The rise in CEO pay is quite frankly jaw-dropping. The average US CEO now makes 271 times what the average worker does. In 1989, it was fifty-nine times and in 1965 a mere twenty.101 In the UK, a CEO makes £129 for every pound the average employee makes. In 1987, it was £45.102 You can see how things have spiralled out of control. Even some of those running public bodies and not-for-profit organizations are on salaries that would make most British workers gasp.
How can these people look themselves in the eye and justify this kind of money? It’s sheer greed.
Of course there are specific challenges for companies that are answerable to shareholders who rely on a good stock price for their income.

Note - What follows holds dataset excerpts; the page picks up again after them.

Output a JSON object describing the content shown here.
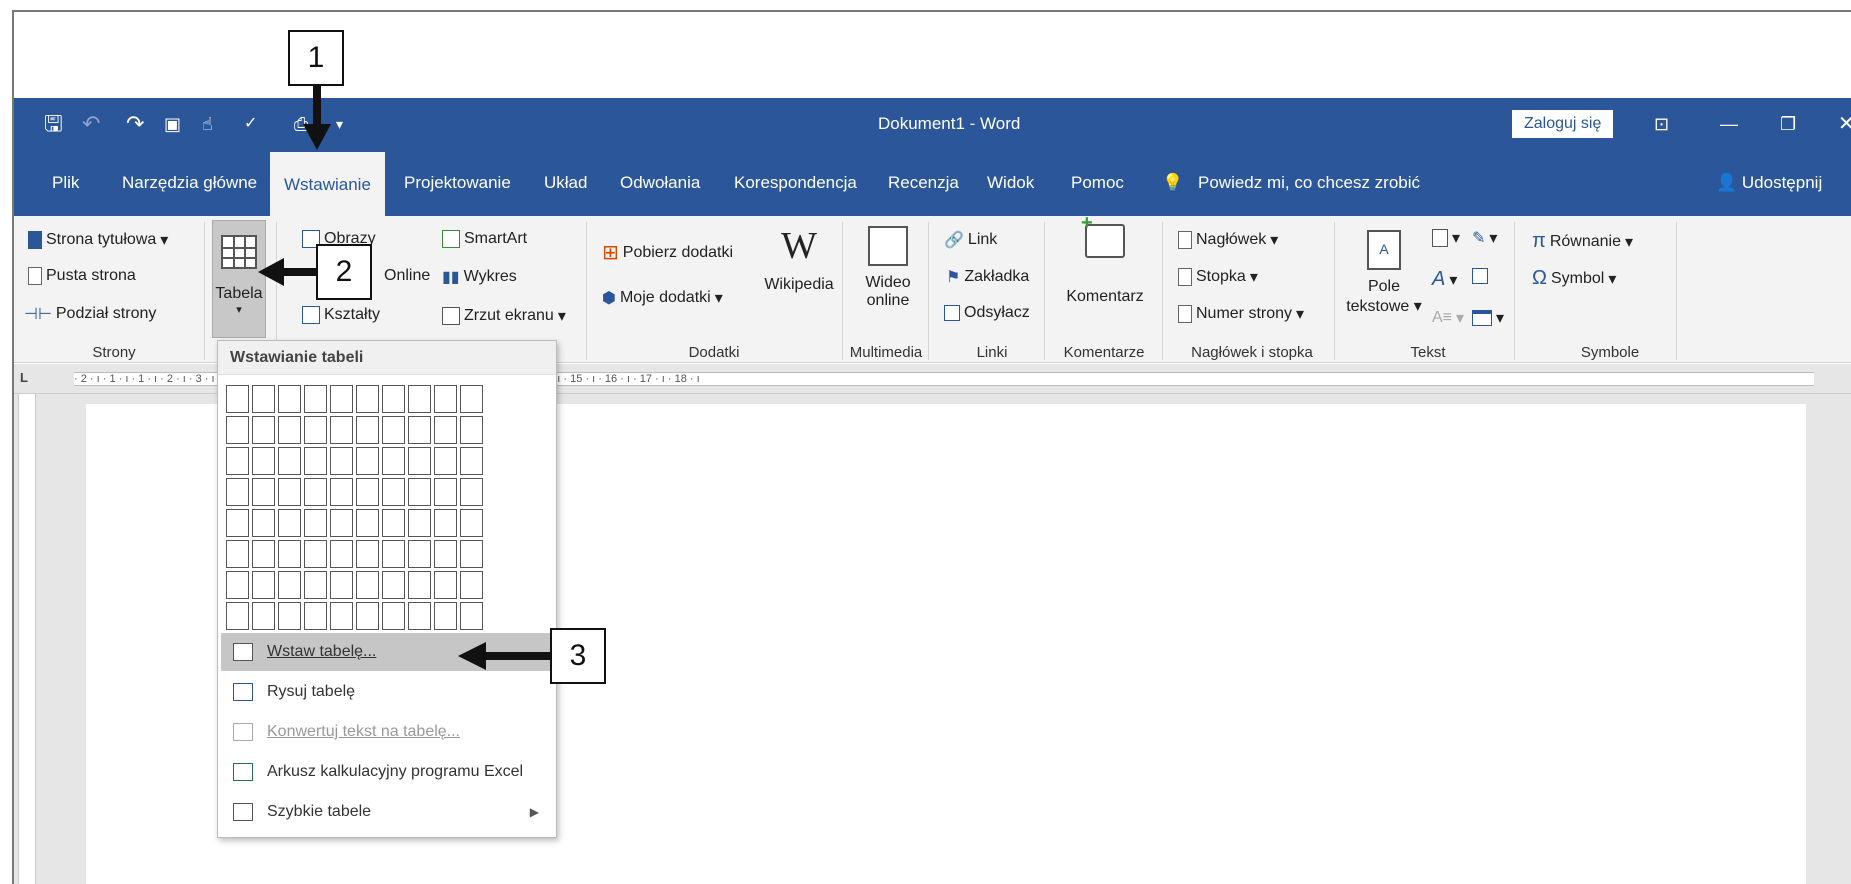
{
  "title_bar": {
    "document_title": "Dokument1 - Word",
    "signin": "Zaloguj się"
  },
  "qat_icons": [
    "save-icon",
    "undo-icon",
    "redo-icon",
    "format-icon",
    "touch-icon",
    "spelling-icon",
    "print-icon",
    "customize-icon"
  ],
  "tabs": [
    "Plik",
    "Narzędzia główne",
    "Wstawianie",
    "Projektowanie",
    "Układ",
    "Odwołania",
    "Korespondencja",
    "Recenzja",
    "Widok",
    "Pomoc"
  ],
  "active_tab": "Wstawianie",
  "tell_me": "Powiedz mi, co chcesz zrobić",
  "share": "Udostępnij",
  "ribbon": {
    "strony": {
      "items": [
        "Strona tytułowa",
        "Pusta strona",
        "Podział strony"
      ],
      "label": "Strony"
    },
    "tabela": {
      "label": "Tabela"
    },
    "ilustracje": {
      "obrazy": "Obrazy",
      "online": "Online",
      "ksztalty": "Kształty",
      "smartart": "SmartArt",
      "wykres": "Wykres",
      "zrzut": "Zrzut ekranu"
    },
    "dodatki": {
      "pobierz": "Pobierz dodatki",
      "moje": "Moje dodatki",
      "wikipedia": "Wikipedia",
      "label": "Dodatki"
    },
    "multimedia": {
      "wideo1": "Wideo",
      "wideo2": "online",
      "label": "Multimedia"
    },
    "linki": {
      "items": [
        "Link",
        "Zakładka",
        "Odsyłacz"
      ],
      "label": "Linki"
    },
    "komentarze": {
      "item": "Komentarz",
      "label": "Komentarze"
    },
    "naglowek": {
      "items": [
        "Nagłówek",
        "Stopka",
        "Numer strony"
      ],
      "label": "Nagłówek i stopka"
    },
    "tekst": {
      "pole1": "Pole",
      "pole2": "tekstowe",
      "label": "Tekst"
    },
    "symbole": {
      "rownanie": "Równanie",
      "symbol": "Symbol",
      "label": "Symbole"
    }
  },
  "ruler_text": "· 2 · ı · 1 · ı · 1 · ı · 2 · ı · 3 · ı · 4 · ı · 5 · ı · 6 · ı · 7 · ı · 8 · ı · 9 · ı · 10 · ı · 11 · ı · 12 · ı · 13 · ı · 14 · ı · 15 · ı · 16 · ı · 17 · ı · 18 · ı",
  "dropdown": {
    "header": "Wstawianie tabeli",
    "menu": [
      {
        "label": "Wstaw tabelę..."
      },
      {
        "label": "Rysuj tabelę"
      },
      {
        "label": "Konwertuj tekst na tabelę..."
      },
      {
        "label": "Arkusz kalkulacyjny programu Excel"
      },
      {
        "label": "Szybkie tabele"
      }
    ]
  },
  "callouts": [
    "1",
    "2",
    "3"
  ]
}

I have ultimate control over my business because I own it.
But a shift is happening even in big businesses as influential leaders begin to call for change.
And if companies are embracing this kind of social responsibility, we also need to do our bit. As consumers, we demand fast fashion that’s often made cheaply by women and children in lower-income countries. We want food prices to be as low as possible, regardless of economic impact, animal welfare and environmental issues. We order taxis or deliveries at the cheapest possible price – with people on often unstable and low-paid zero-hours contracts providing the services.

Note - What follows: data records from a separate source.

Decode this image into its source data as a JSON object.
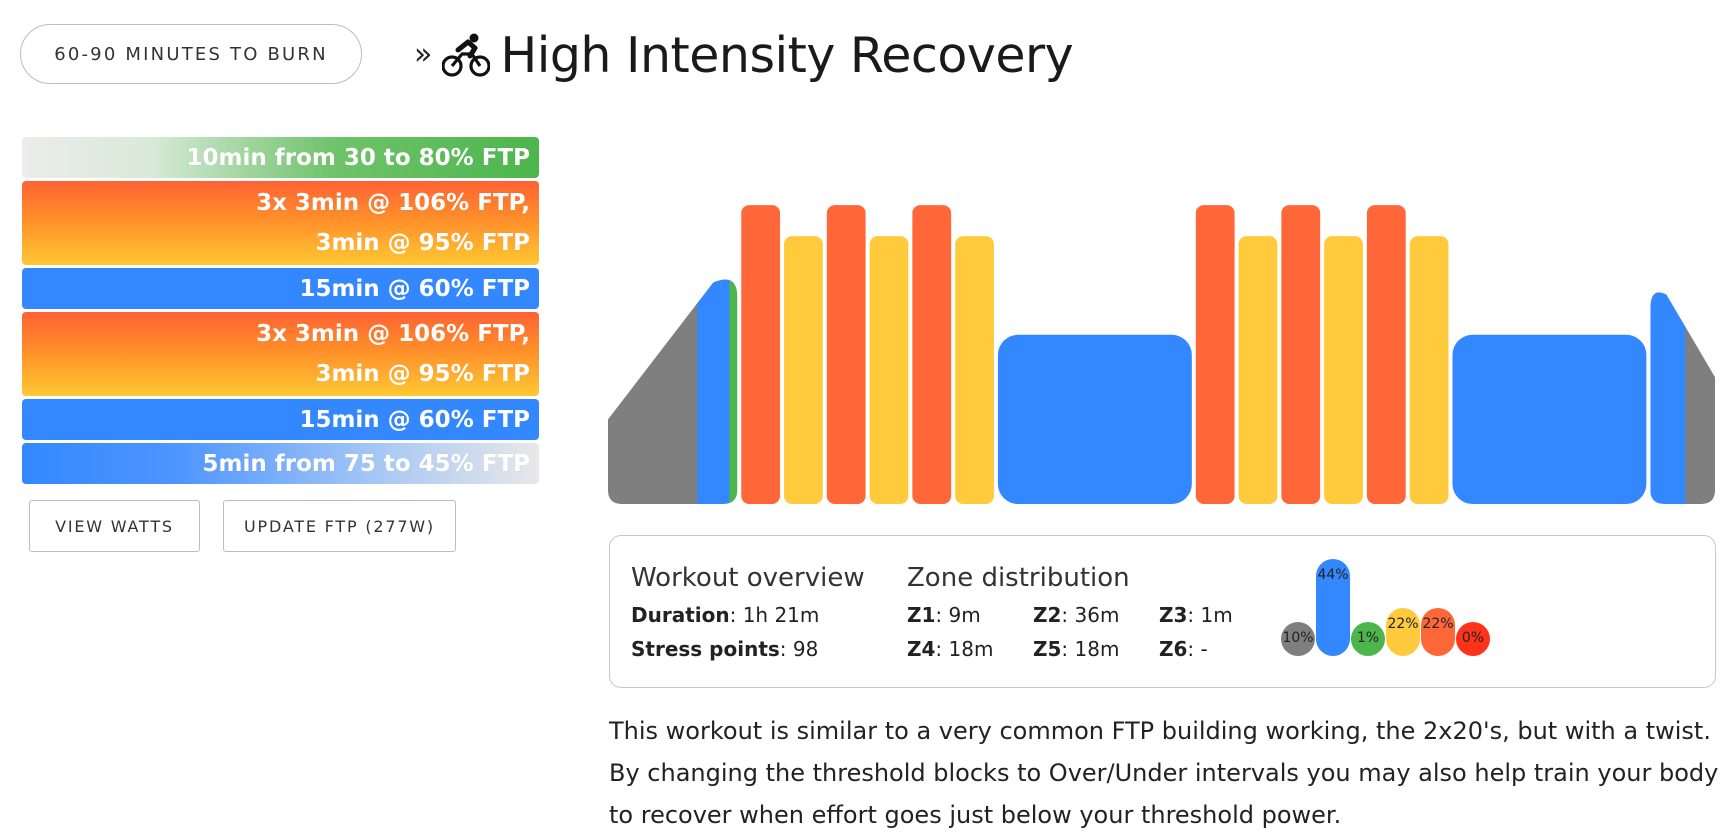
{
  "header": {
    "time_pill": "60-90 MINUTES TO BURN",
    "chevron": "»",
    "title": "High Intensity Recovery"
  },
  "segments": [
    {
      "lines": [
        "10min from 30 to 80% FTP"
      ],
      "kind": "warmup"
    },
    {
      "lines": [
        "3x 3min @ 106% FTP,",
        "3min @ 95% FTP"
      ],
      "kind": "overunder"
    },
    {
      "lines": [
        "15min @ 60% FTP"
      ],
      "kind": "steady"
    },
    {
      "lines": [
        "3x 3min @ 106% FTP,",
        "3min @ 95% FTP"
      ],
      "kind": "overunder"
    },
    {
      "lines": [
        "15min @ 60% FTP"
      ],
      "kind": "steady"
    },
    {
      "lines": [
        "5min from 75 to 45% FTP"
      ],
      "kind": "cooldown"
    }
  ],
  "buttons": {
    "view_watts": "VIEW WATTS",
    "update_ftp": "UPDATE FTP (277W)"
  },
  "overview": {
    "heading": "Workout overview",
    "duration_label": "Duration",
    "duration_value": "1h 21m",
    "stress_label": "Stress points",
    "stress_value": "98"
  },
  "zones": {
    "heading": "Zone distribution",
    "items": [
      {
        "label": "Z1",
        "value": "9m"
      },
      {
        "label": "Z2",
        "value": "36m"
      },
      {
        "label": "Z3",
        "value": "1m"
      },
      {
        "label": "Z4",
        "value": "18m"
      },
      {
        "label": "Z5",
        "value": "18m"
      },
      {
        "label": "Z6",
        "value": "-"
      }
    ],
    "bars": [
      {
        "pct": 10,
        "label": "10%",
        "color": "#7f7f7f"
      },
      {
        "pct": 44,
        "label": "44%",
        "color": "#3388ff"
      },
      {
        "pct": 1,
        "label": "1%",
        "color": "#4cb64c"
      },
      {
        "pct": 22,
        "label": "22%",
        "color": "#ffcb3d"
      },
      {
        "pct": 22,
        "label": "22%",
        "color": "#ff6638"
      },
      {
        "pct": 0,
        "label": "0%",
        "color": "#ff3319"
      }
    ]
  },
  "description": "This workout is similar to a very common FTP building working, the 2x20's, but with a twist. By changing the threshold blocks to Over/Under intervals you may also help train your body to recover when effort goes just below your threshold power.",
  "colors": {
    "z1": "#7f7f7f",
    "z2": "#3388ff",
    "z3": "#4cb64c",
    "z4": "#ffcb3d",
    "z5": "#ff6638",
    "z6": "#ff3319"
  },
  "chart_data": {
    "type": "bar",
    "x_unit": "minutes",
    "y_unit": "% FTP",
    "blocks": [
      {
        "minutes": 10,
        "from": 30,
        "to": 80,
        "zones": [
          "#7f7f7f",
          "#3388ff",
          "#4cb64c"
        ]
      },
      {
        "minutes": 3,
        "power": 106,
        "zone": "#ff6638"
      },
      {
        "minutes": 3,
        "power": 95,
        "zone": "#ffcb3d"
      },
      {
        "minutes": 3,
        "power": 106,
        "zone": "#ff6638"
      },
      {
        "minutes": 3,
        "power": 95,
        "zone": "#ffcb3d"
      },
      {
        "minutes": 3,
        "power": 106,
        "zone": "#ff6638"
      },
      {
        "minutes": 3,
        "power": 95,
        "zone": "#ffcb3d"
      },
      {
        "minutes": 15,
        "power": 60,
        "zone": "#3388ff"
      },
      {
        "minutes": 3,
        "power": 106,
        "zone": "#ff6638"
      },
      {
        "minutes": 3,
        "power": 95,
        "zone": "#ffcb3d"
      },
      {
        "minutes": 3,
        "power": 106,
        "zone": "#ff6638"
      },
      {
        "minutes": 3,
        "power": 95,
        "zone": "#ffcb3d"
      },
      {
        "minutes": 3,
        "power": 106,
        "zone": "#ff6638"
      },
      {
        "minutes": 3,
        "power": 95,
        "zone": "#ffcb3d"
      },
      {
        "minutes": 15,
        "power": 60,
        "zone": "#3388ff"
      },
      {
        "minutes": 5,
        "from": 75,
        "to": 45,
        "zones": [
          "#3388ff",
          "#7f7f7f"
        ]
      }
    ]
  }
}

In many instances, alpha culture has put maximizing profits at its heart. But we’re often the ones keeping it there.
If moral imperatives aren’t your thing, here’s another key driver for changing the way we work: Millennials and Generation Z.
As Generation Z are starting to work, Millennials are now already well into their careers and will make up three-quarters of the global workforce by 2025.103 But while they’re often portrayed – in the media at least – as free spirits who want to acquire multiple skills across a varied career path (or, depending on which newspaper you’re reading, feckless opportunists with little loyalty and a bad phone habit), I’ve found that Millennials are none of the above, having employed many of them.

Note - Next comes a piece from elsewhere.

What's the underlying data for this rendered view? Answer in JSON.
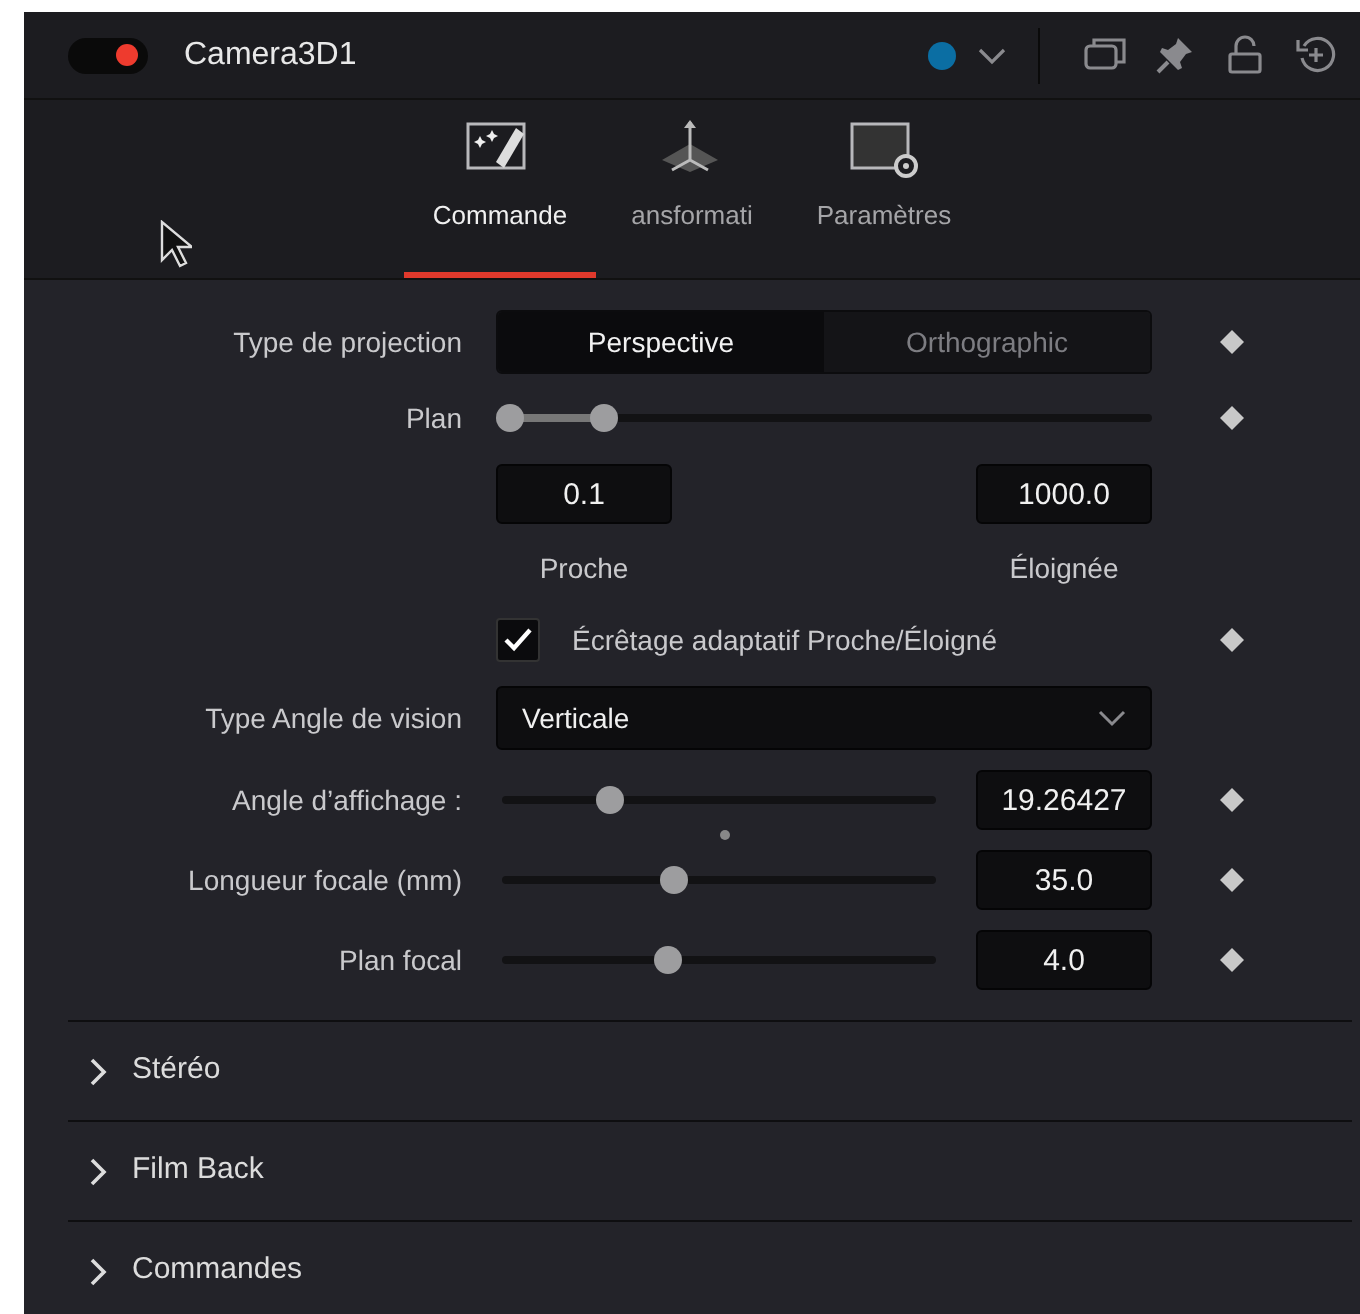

They are committed, energetic, and often want to make the world a better place. They’re also much more like the rest of us than we’re often led to believe.
Research shows that Millennials share a lot of common ground with older employees, including the desire for decent pay and flexible working, and aversion to excessive overtime.104
In fact, if anything, older workers are the takers because they focus on pay, development and control over their work, while Millennials place greater importance on team cohesion, supervisor support and flexibility.105
Despite the similarities, though, we know that younger workers are prepared to leave jobs if they don’t feel they’re getting what they need from them. I don’t blame them. I got to exactly that point myself. Many women do. But it’s an increasing problem for businesses that are competing to recruit and retain talent.
Younger workers are not less ‘loyal’ or difficult to please. Like all of us, they see work as a financial exchange. It’s just that they want it to be part of a whole life, and there’s less reason than there used to be for them to stick with jobs that don’t either pay well or satisfy other aspirations.
Jobs for life are mostly a thing of the past. The portfolio career has been embraced and, in an economically unstable world with little promise of financial security, why stick around if your job isn’t giving you what you want from it? Alpha culture survived on financial reward and linear advancement for a long time but it’s no longer enough.
And, luckily for women, what Millennials want from work is fundamentally what we have been wanting, too, for a long time – more flexibility and a better balance between work and family life. The younger generation might well be the catalyst to the kind of change we’ve wanted for years but been denied.
And it’s imperative that we find a way to work that better reflects all that we want from work. Because it’s not just a pay cheque.